EPAは、健康を維持するためには飲料水中のPFASはゼロにするべきとの方針を出しています。またデンマークの水道水質基準の上限値は、PFOS、PFOAなど4種類のPFASの合計で、何と2ナノグラムです。日本の暫定目標値は1リットル当たり50ナノグラムですから、アメリカやデンマークに比べて非常に甘いと言わなければなりません。国に対してPFAS規制値の早期設定を求めるべきと考えますが、見解を伺います。
7点目の質問です。PFASによる汚染をこれ以上広げるわけにはいきません。国や東京都に対して、PFAS除去策の実施、健康被害防止策の徹底を求めるべきだと考えますが、見解を伺います。

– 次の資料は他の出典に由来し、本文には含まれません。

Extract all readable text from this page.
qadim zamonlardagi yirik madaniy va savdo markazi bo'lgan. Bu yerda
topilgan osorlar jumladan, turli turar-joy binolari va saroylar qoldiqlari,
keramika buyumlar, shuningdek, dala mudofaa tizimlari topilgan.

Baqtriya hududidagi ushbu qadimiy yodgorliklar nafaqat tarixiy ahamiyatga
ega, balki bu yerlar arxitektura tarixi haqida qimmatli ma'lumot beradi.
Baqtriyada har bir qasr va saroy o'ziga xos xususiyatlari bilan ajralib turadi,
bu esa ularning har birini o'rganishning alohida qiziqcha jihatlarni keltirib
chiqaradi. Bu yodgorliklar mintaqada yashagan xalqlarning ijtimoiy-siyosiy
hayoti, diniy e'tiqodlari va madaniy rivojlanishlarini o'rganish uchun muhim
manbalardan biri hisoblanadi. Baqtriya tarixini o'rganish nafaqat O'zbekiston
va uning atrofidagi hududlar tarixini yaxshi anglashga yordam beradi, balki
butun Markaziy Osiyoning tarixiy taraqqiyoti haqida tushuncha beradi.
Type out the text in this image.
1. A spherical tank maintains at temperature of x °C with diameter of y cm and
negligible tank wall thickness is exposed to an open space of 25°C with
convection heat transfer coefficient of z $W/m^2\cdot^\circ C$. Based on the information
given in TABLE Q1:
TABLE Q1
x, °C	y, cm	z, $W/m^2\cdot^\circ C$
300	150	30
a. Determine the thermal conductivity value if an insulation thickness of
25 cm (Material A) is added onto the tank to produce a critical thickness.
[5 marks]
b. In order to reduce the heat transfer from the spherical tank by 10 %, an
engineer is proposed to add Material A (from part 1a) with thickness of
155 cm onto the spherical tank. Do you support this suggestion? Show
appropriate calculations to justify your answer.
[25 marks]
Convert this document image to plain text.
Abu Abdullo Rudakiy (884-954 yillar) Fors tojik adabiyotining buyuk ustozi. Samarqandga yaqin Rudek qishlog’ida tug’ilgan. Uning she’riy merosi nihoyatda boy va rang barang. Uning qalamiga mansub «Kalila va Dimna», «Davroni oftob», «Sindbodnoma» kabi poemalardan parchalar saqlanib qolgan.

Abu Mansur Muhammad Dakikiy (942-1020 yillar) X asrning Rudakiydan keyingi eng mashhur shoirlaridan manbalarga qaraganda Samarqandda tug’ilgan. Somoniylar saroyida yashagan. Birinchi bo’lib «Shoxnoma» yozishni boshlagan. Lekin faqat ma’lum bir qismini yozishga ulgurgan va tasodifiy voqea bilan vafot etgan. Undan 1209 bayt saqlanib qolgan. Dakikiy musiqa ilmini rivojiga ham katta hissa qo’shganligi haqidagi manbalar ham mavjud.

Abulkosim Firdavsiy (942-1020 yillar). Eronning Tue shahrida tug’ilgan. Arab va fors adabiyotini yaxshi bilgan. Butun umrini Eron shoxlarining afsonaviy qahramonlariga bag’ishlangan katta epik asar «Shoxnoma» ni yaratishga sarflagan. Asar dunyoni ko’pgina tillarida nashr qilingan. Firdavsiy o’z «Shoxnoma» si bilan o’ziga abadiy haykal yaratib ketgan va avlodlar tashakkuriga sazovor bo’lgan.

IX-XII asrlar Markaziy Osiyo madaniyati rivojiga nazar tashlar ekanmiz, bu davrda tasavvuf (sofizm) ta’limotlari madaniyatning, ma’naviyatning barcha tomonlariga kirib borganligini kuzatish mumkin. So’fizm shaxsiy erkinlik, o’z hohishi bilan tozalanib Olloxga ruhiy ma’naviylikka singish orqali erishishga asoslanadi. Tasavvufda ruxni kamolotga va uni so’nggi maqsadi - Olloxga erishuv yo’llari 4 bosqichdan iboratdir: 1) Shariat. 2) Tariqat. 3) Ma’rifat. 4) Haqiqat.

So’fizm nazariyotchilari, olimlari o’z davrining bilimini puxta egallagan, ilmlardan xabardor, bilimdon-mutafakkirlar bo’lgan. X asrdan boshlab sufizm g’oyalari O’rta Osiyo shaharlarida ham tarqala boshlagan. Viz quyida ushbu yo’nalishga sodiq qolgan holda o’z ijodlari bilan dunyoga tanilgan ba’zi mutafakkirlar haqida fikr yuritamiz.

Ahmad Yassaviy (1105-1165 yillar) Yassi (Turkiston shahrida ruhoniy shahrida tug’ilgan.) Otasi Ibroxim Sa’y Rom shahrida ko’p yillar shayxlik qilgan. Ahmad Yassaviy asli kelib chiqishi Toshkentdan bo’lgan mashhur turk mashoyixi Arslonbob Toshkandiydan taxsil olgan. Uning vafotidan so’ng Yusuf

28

8点目の質問です。多摩地域では、市民団体、多摩地域のPFAS汚染を明らかにする会と京都大学の原田浩二准教授が、住民の血液検査を実施しました。昨年11月から今年3月までに実施し、27自治体に住む650人分の分析を行いました。
ところでPFASの血中濃度の指標は日本にはありません。アメリカの学術機関とドイツの政府諮問機関は、血液1ミリリットル当たりの指標値を設定しています。アメリカでは、7種類のPFASの合計値が20ナノグラムを超え、ドイツでは、PFOSが20ナノグラム、PFOAが10ナノグラム以上で健康被害のおそれがあるとされています。
多摩地域で行った血液検査では、調査したほぼ全ての人からPFASが検出され、調査した半数以上の方から、アメリカで健康被害のおそれがあると定められる血中濃度の指標を超えるPFASが検出されました。高濃度の住民は米軍横田基地の東側地域に集中していることが鮮明になりました。基地から漏れ出したPFASが地下水に入り込み、住民が水道水を通じて取り込んだ可能性が指摘されています。都内の地下水は基本的に西から東の方向へ流れていますので、地下水の上流に位置している横田基地が汚染源として影響している可能性が高まっています。
国がPFAS汚染の実態や排出源の調査、人体などへの影響の調査に消極的な中、住民と研究者が協力して汚染の状況や血中濃度の調査を進め、その結果を公表してきたことは、問題の重要性を浮き彫りにする上で大変大きな意味があると考えます。PFASによる汚染の実態をさらに把握するために、国や東京都に対して希望者の血液検査等を行うよう求めるべきと考えますが、見解を伺います。
9点目の質問です。PFASの汚染状況の全容はまだ明らかになっておりません。武蔵野市内では、水道水を中心とした検査はされておりますが、その他の汚染状況はよく分かっていません。そこで、希望する市内の土壌や農作物、井戸について検査を行い、高濃度のPFASが検出された場合には十分な説明を行い、井戸水の使用停止も含め、市民にも御協力をいただいて、浄水器の設置への補助を行うことを求めますけれども、見解を伺います。
10点目の質問です。先ほど述べた多摩地域の住民を対象にした血液検査では、住民に浄水器を使用しているか、使用していないかも聞き取りしています。使用していると答えたグループは、使用していないと答えたグループよりも、PFASの血中濃度が低いことが分かりました。これはPFASの主な摂取経路が水道水となっていることを示唆しています。かつ浄水器は効果があるということが示されていると考えられます。
住民はPFASの被害者であり、住民に責任はありません。そこで住民の健康を守るため、学校、保育施設、福祉施設、公共施設などに対して、水道水へのPFAS除去の浄水器設置や、市民が浄水器を設置した際の補助を行うことを求めますが、見解を伺います。
以上大きく2点について答弁を求めまして、壇上からの質問を終わります。